Hacker News new | ask | show | jobs
by p1esk 849 days ago
Yes, more tokens means doing more compute, that much is true. The question is whether this extra compute helps or hurts. This question is yet to be answered, as far as I know. I tend to make my GPT-4 questions quite verbose, hoping it helps.

This is completely orthogonal to CoT, which is simply a better prompt - it probably causes some sort of better pattern matching (again very poorly understood).

1 comments

>The question is whether this extra compute helps or hurts.

I've linked 2 papers now that show very clearly the extra compute helps. I honestly don't understand what else it is you're looking for.

>This is completely orthogonal to CoT, which is simply a better prompt - it probably causes some sort of better pattern matching (again very poorly understood).

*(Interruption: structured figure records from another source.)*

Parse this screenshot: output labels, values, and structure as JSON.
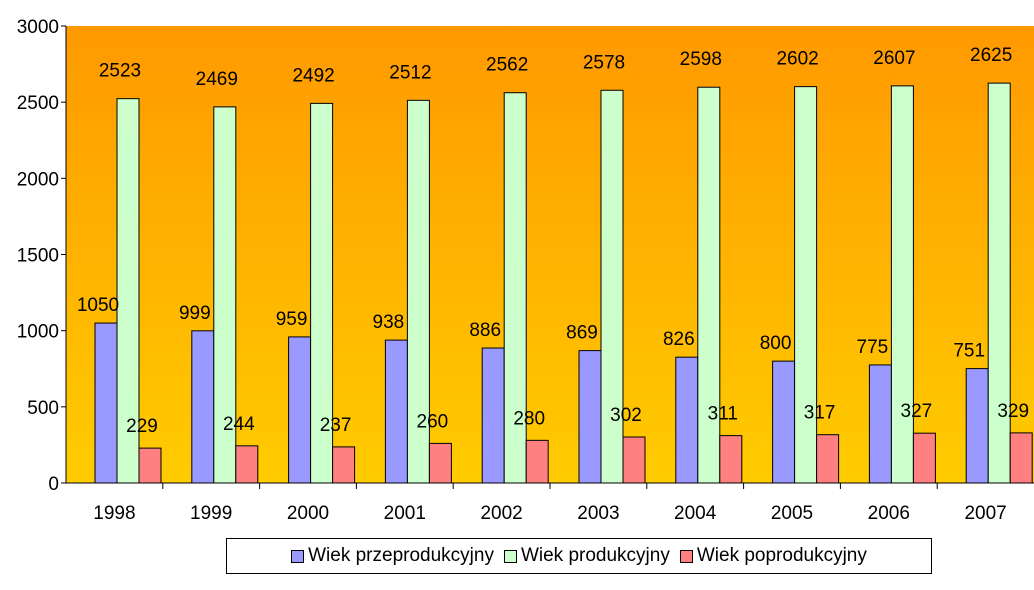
{
  "chart_data": {
    "type": "bar",
    "categories": [
      "1998",
      "1999",
      "2000",
      "2001",
      "2002",
      "2003",
      "2004",
      "2005",
      "2006",
      "2007"
    ],
    "series": [
      {
        "name": "Wiek przeprodukcyjny",
        "color": "#9999FF",
        "values": [
          1050,
          999,
          959,
          938,
          886,
          869,
          826,
          800,
          775,
          751
        ]
      },
      {
        "name": "Wiek produkcyjny",
        "color": "#CCFFCC",
        "values": [
          2523,
          2469,
          2492,
          2512,
          2562,
          2578,
          2598,
          2602,
          2607,
          2625
        ]
      },
      {
        "name": "Wiek poprodukcyjny",
        "color": "#FF8080",
        "values": [
          229,
          244,
          237,
          260,
          280,
          302,
          311,
          317,
          327,
          329
        ]
      }
    ],
    "ylim": [
      0,
      3000
    ],
    "yticks": [
      0,
      500,
      1000,
      1500,
      2000,
      2500,
      3000
    ],
    "title": "",
    "xlabel": "",
    "ylabel": "",
    "grid": false,
    "legend_position": "bottom",
    "background_gradient": [
      "#FF9900",
      "#FFCC00"
    ]
  }
}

That paper specifically dives in on the effect of the length of the CoT prompt. It makes little sense to say - "oh it's just the better prompt" when Cot prompts with more tokens perform better than the shorter ones even when the shorter ones contain the same information. There is also the clear correlation with task difficulty and length.

Yes, the CoT paper does provide some evidence that a more verbose prompt works better. Thank you for pointing me to it.

Though I still don’t quite understand what is going on in the dummy tokens paper - what is “computation width” and why would it provide any benefit?